I like things that I can work out.
I like things that I can handle, touch, and grasp onto. That doesn't mean it has to be a physical object. I like ideas that are new, interesting to me, and force me to think. I like problems that I can mentally solve. I like concepts that make sense.
I like beliefs that I can see the truth in, even if I don't agree.
But most of all, I like things that I can work out.
I have now seen this movie 4 times. That's an impressive number for me especially since it came out 4 years ago. I go months, years even without seeing it, and then one day I have an earnest desire to see it again. I'm never able to pinpoint exactly why specifically I want to see it again, I just know that I need to.

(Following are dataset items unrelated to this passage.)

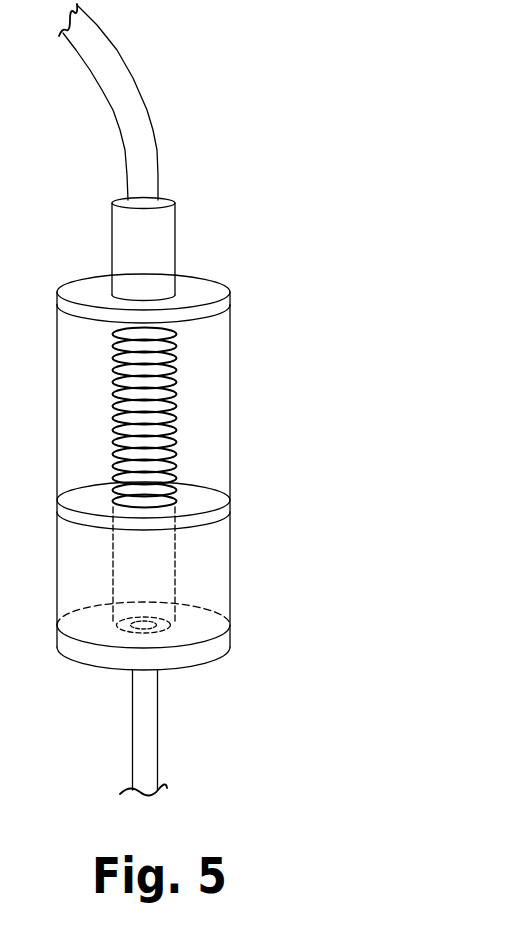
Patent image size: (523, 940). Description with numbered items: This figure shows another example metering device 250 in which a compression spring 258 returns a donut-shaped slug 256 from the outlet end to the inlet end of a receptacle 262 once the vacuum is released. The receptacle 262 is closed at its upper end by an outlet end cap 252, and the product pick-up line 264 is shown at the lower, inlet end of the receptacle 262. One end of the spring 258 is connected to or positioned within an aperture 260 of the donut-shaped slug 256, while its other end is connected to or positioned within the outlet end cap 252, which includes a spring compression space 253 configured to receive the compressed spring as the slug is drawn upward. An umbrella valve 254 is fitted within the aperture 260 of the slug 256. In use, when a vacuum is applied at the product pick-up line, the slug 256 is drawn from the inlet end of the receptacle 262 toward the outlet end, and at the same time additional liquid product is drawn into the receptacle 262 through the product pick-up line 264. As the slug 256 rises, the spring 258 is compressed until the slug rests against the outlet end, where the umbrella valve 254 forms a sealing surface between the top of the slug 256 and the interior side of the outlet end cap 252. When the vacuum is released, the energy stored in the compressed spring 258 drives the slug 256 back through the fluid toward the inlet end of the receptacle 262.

The metering device 250 is at (318, 186).
The outlet end cap 252 is at (203, 289).
The spring compression space 253 is at (165, 236).
The umbrella valve 254 is at (207, 497).
The donut-shaped slug 256 is at (213, 577).
The compression spring 258 is at (172, 391).
The aperture 260 is at (172, 630).
The receptacle 262 is at (222, 417).
The product pick-up line 264 is at (148, 723).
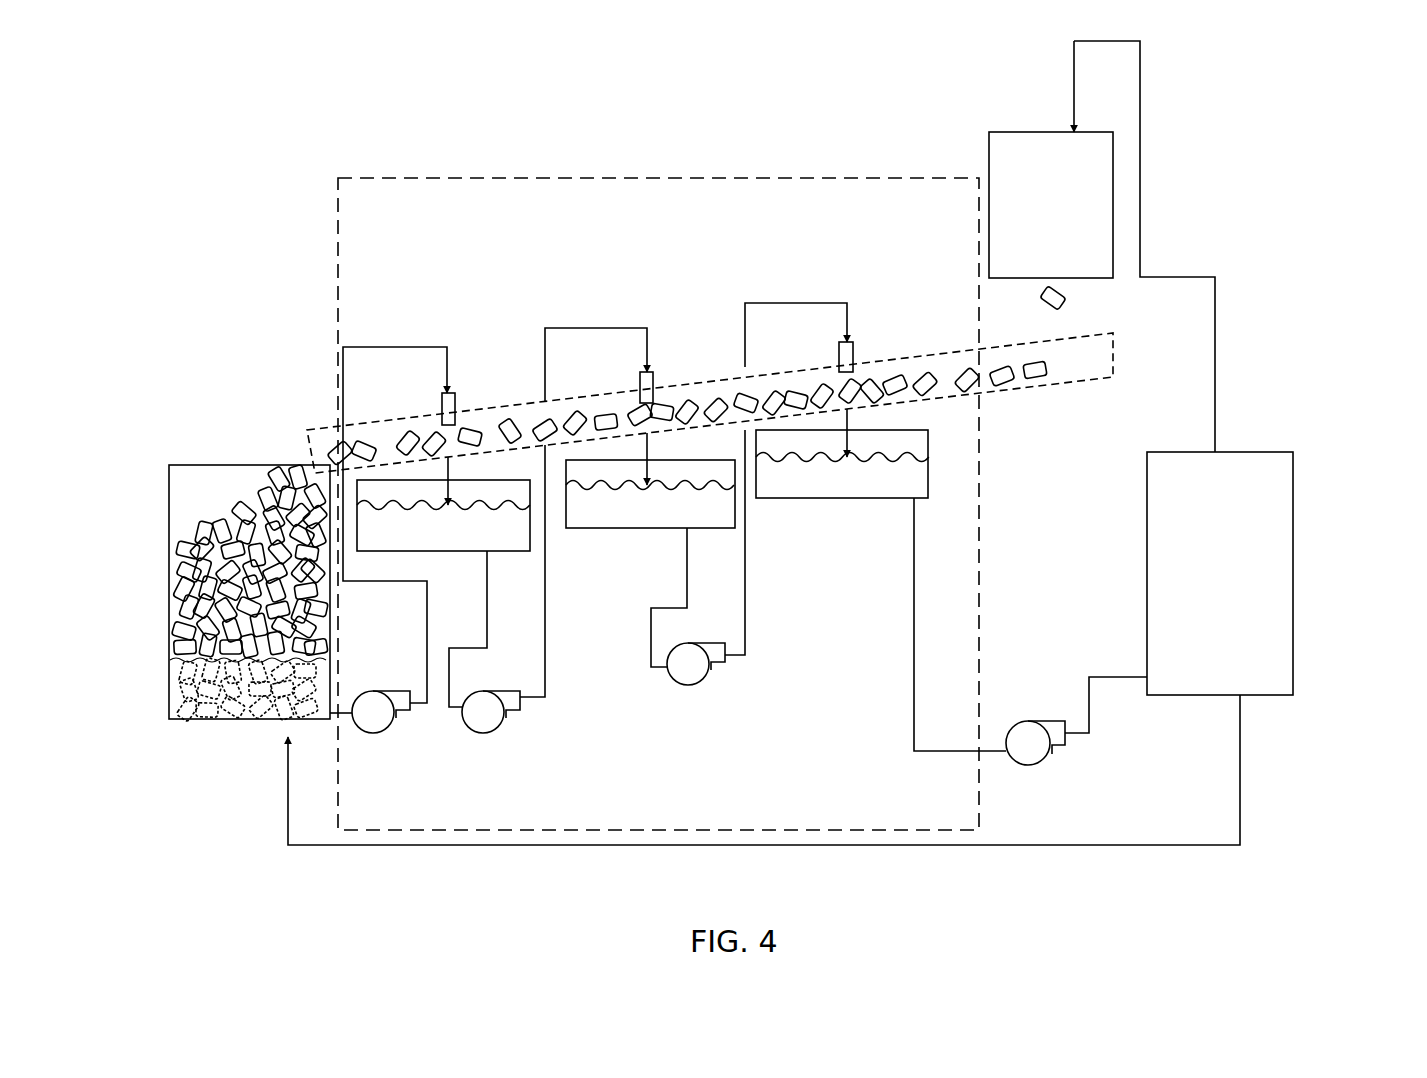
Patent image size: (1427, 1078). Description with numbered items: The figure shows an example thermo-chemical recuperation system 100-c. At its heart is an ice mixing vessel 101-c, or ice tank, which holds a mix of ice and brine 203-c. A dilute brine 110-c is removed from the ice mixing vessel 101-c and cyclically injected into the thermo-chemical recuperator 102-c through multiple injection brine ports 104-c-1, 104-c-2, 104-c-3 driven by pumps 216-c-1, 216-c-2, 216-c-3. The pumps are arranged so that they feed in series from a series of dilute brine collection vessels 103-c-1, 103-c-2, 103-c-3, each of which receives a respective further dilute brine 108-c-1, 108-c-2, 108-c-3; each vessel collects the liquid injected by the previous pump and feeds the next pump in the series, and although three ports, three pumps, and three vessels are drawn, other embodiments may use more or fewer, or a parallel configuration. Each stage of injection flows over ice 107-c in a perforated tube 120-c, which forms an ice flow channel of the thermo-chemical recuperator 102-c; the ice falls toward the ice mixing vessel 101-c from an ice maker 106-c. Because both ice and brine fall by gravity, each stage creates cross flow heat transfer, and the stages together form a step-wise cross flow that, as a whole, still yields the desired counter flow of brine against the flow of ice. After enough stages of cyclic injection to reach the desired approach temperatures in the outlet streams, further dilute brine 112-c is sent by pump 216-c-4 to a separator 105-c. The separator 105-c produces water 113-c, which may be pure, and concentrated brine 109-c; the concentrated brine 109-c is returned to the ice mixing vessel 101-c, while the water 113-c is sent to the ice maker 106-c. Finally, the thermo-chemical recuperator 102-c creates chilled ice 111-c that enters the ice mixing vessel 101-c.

The thermo-chemical recuperation system 100-c is at (1319, 108).
The ice mixing vessel 101-c is at (170, 502).
The thermo-chemical recuperator 102-c is at (551, 830).
The dilute brine collection vessel 103-c-1 is at (468, 551).
The dilute brine collection vessel 103-c-2 is at (650, 528).
The dilute brine collection vessel 103-c-3 is at (870, 498).
The injection brine port 104-c-1 is at (455, 408).
The injection brine port 104-c-2 is at (653, 385).
The injection brine port 104-c-3 is at (853, 355).
The separator 105-c is at (1265, 695).
The ice maker 106-c is at (1022, 132).
The ice 107-c is at (1040, 298).
The further dilute brine 108-c-1 is at (447, 505).
The further dilute brine 108-c-2 is at (650, 485).
The further dilute brine 108-c-3 is at (847, 455).
The concentrated brine 109-c is at (510, 845).
The dilute brine 110-c is at (357, 347).
The chilled ice 111-c is at (340, 452).
The further dilute brine 112-c is at (1091, 703).
The water 113-c is at (1215, 372).
The perforated tube 120-c is at (1020, 388).
The mix of ice and brine 203-c is at (205, 700).
The pump 216-c-1 is at (387, 726).
The pump 216-c-2 is at (498, 727).
The pump 216-c-3 is at (703, 679).
The pump 216-c-4 is at (1043, 722).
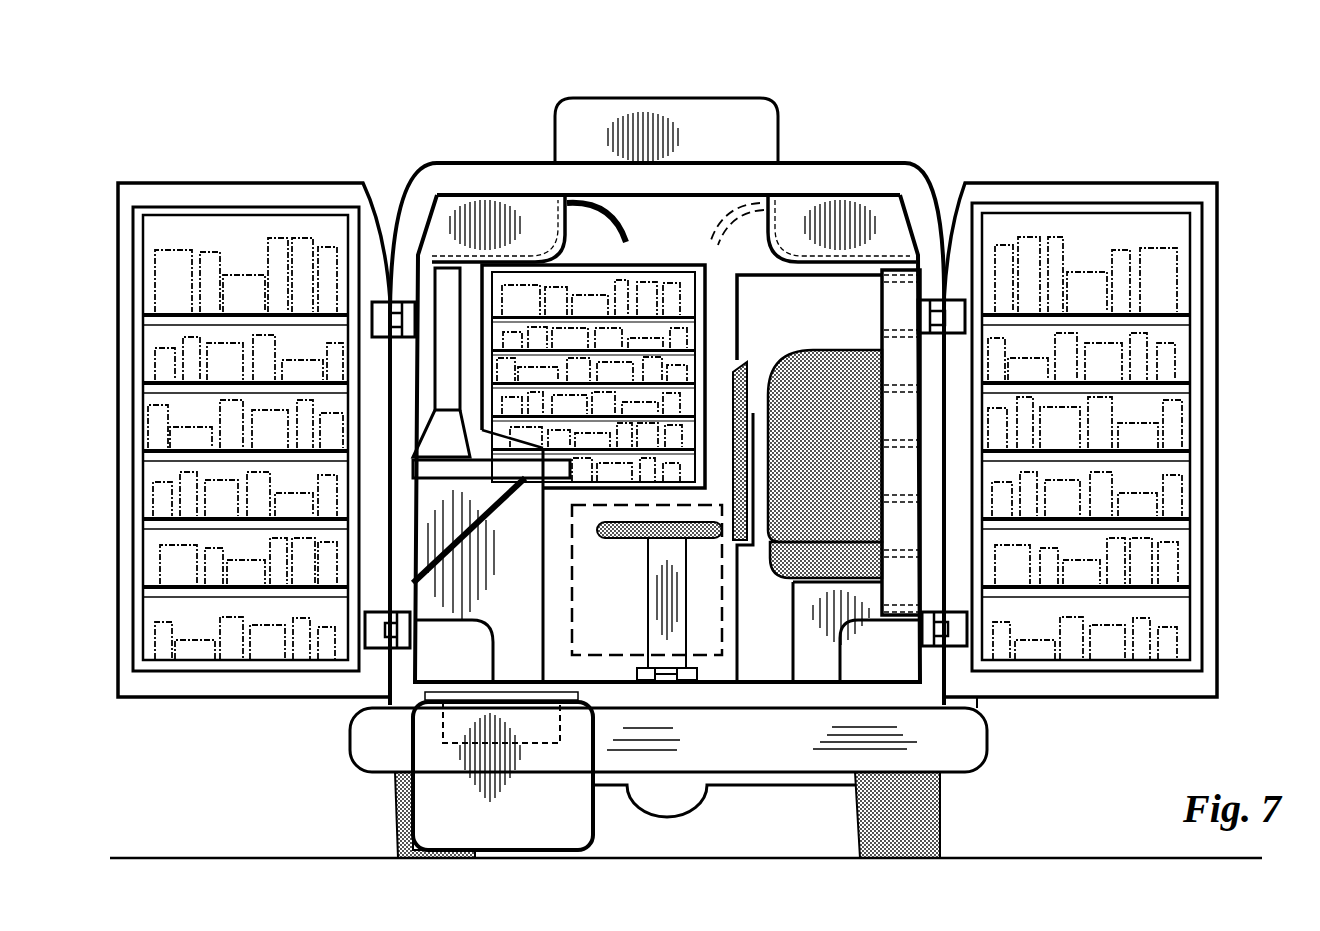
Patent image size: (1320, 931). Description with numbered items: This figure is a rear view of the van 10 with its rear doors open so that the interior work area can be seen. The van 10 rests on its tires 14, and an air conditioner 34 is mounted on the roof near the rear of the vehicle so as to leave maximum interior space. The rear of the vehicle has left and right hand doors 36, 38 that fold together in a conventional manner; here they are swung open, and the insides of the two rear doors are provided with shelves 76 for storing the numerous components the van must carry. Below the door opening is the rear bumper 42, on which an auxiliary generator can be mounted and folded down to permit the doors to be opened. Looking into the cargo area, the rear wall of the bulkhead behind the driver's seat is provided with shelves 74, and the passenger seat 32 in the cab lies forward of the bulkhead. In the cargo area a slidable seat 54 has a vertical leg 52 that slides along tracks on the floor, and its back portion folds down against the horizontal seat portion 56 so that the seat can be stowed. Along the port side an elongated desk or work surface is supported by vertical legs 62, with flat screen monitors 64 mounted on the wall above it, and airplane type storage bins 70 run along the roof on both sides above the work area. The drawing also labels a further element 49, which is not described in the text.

The van 10 is at (810, 147).
The tires 14 is at (395, 826).
The passenger seat 32 is at (813, 388).
The air conditioner 34 is at (587, 114).
The left hand door 36 is at (118, 483).
The right hand door 38 is at (1213, 385).
The rear bumper 42 is at (757, 745).
The storage compartment 49 is at (561, 812).
The vertical leg 52 is at (666, 630).
The slidable seat 54 is at (742, 370).
The horizontal seat portion 56 is at (632, 541).
The vertical legs 62 is at (530, 478).
The flat screen monitors 64 is at (445, 297).
The storage bins 70 is at (510, 232).
The shelves 74 is at (640, 272).
The shelves 76 is at (165, 378).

Once I start watching it, I remember why I wanted to and needed to see it. The "why" is not important for you. But it is desperately important for me.
I've been thinking a lot lately.
Thinking is not something that I can do a lot in school. That sounds oxymoronish but anyone who has ever been in school knows that it's true. When in school, you think about papers, tests, class notes, and things happening at school. You don't spend much time thinking about things outside of school.
I find myself collecting thoughts during school that I want to explore later, but I never find the time. In school, there isn't time to think.
Then, suddenly, when I have the time (like this gorgeous spring break) those thoughts come flooding back. So fast, so hard, so painful, so many that I can't keep them straight. I start talking about them and I talk for hours. I can sit for hours and talk about what you would consider nothing with a friend. I can walk for a long time with a friend and not even realize the pouring rain because I'm so caught up in working things out. I can work by myself for hours, doing meaningless tasks, and be surprised by how quickly time passes because I'm caught up in my thoughts.
I like things that I can work out. The perfect thing, however, is something that cannot be entirely worked out. It needs to be just far enough above you that you're constantly grasping, just far enough ahead of you that you're constantly striving, and just important enough that you're constantly learning more about it.
I can't work this problem out entirely, but I'm going to keep grasping.
I can't figure this movie out entirely, but I'm going to keep striving.
I can't figure this important thing out entirely, but I'm going to keep learning.
I like drawing closer to realizations. It makes me want to know more.